もうケータイもするって落とさないように首から提げておきたいです。
 
 
スマートなかんじ出すの、もう無理です。そうやって自分なりの丁寧さを探さなくちゃいけないなと思うのです。
 
 
 
アルプスの綺麗な稜線も大好きだし、リビングのカーテンから差し込む日差しも好きだし、それ以外の改札とかコンビニとか教室とか鏡とかストーブとか動物園とかも好きです。
そういう生活を丁寧にしたいです。
 
 
 
 
 
なあんてね。めちゃくちゃ真面目に書いてますけど、最近のご飯はコンビニで買ったものばっかりだし、家に帰るのも日付変わるギリギリだし、夜中に甘いもの食べたくなっちゃうし、自分のもの散らかって妹に怒られるし、そういうよくない生活を送っています。
 
 
 
 
はいはい。
全力の体育座りでお待ちしています。
もうもうもう全力です。みんな。スタッフの方々には本当にもうもうもう感謝感激雨あられです。私たちが稽古場でああだこうだ言っていたことがちゃんと形になることに驚いてしまいます。

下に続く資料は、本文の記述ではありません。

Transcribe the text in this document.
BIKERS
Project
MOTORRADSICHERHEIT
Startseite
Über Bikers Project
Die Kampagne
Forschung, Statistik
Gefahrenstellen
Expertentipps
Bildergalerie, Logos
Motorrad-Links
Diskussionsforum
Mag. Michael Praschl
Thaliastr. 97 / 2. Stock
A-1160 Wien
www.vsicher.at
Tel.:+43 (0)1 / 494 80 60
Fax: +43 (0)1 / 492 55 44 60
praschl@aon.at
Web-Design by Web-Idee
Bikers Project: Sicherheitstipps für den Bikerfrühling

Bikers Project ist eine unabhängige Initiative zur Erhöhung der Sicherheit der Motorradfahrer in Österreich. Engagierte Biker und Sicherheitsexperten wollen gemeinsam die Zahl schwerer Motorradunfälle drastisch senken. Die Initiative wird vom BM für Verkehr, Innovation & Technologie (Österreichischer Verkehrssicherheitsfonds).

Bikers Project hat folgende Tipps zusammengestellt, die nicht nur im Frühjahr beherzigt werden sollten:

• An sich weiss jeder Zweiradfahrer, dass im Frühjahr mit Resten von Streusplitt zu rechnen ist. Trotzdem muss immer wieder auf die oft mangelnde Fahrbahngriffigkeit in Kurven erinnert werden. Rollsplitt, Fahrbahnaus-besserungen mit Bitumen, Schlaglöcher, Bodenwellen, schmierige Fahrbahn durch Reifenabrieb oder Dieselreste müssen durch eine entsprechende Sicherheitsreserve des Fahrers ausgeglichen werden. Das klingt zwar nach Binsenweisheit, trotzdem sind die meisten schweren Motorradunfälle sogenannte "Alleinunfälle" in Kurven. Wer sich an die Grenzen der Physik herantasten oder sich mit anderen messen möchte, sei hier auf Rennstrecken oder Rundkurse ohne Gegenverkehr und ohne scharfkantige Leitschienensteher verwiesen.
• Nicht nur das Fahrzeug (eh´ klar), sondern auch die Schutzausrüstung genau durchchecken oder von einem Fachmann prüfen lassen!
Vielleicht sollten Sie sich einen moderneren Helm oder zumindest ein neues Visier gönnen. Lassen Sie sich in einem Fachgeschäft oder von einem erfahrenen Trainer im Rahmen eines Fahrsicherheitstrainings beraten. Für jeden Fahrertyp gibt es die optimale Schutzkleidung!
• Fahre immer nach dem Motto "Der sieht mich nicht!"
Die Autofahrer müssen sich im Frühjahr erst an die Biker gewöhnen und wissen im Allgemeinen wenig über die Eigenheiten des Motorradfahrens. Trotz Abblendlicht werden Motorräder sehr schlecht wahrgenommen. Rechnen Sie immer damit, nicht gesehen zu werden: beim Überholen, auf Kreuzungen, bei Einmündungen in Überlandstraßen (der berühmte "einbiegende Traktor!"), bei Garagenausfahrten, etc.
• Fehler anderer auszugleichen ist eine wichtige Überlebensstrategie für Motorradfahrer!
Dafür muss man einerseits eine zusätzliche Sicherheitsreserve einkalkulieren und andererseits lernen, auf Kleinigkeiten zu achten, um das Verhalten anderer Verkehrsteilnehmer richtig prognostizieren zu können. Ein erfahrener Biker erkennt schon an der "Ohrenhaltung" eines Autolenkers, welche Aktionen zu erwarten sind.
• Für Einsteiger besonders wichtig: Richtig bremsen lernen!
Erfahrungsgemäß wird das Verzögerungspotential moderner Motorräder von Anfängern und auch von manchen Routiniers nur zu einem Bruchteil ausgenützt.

悲しいとか寂しいとか言ってる場合じゃない、とりあえずの全力でやりますよっ!来てね!
 
まあね。
所詮そんな人間ですよ。
所詮小屋入り3日目ですよ。
所詮3月の終わりの週末のことですよ。
所詮アルプスとリビングですよ。
ね。
 
 
色々諦めて残ったものを丁寧に、皆さまにお会いできるのを楽しみにしています。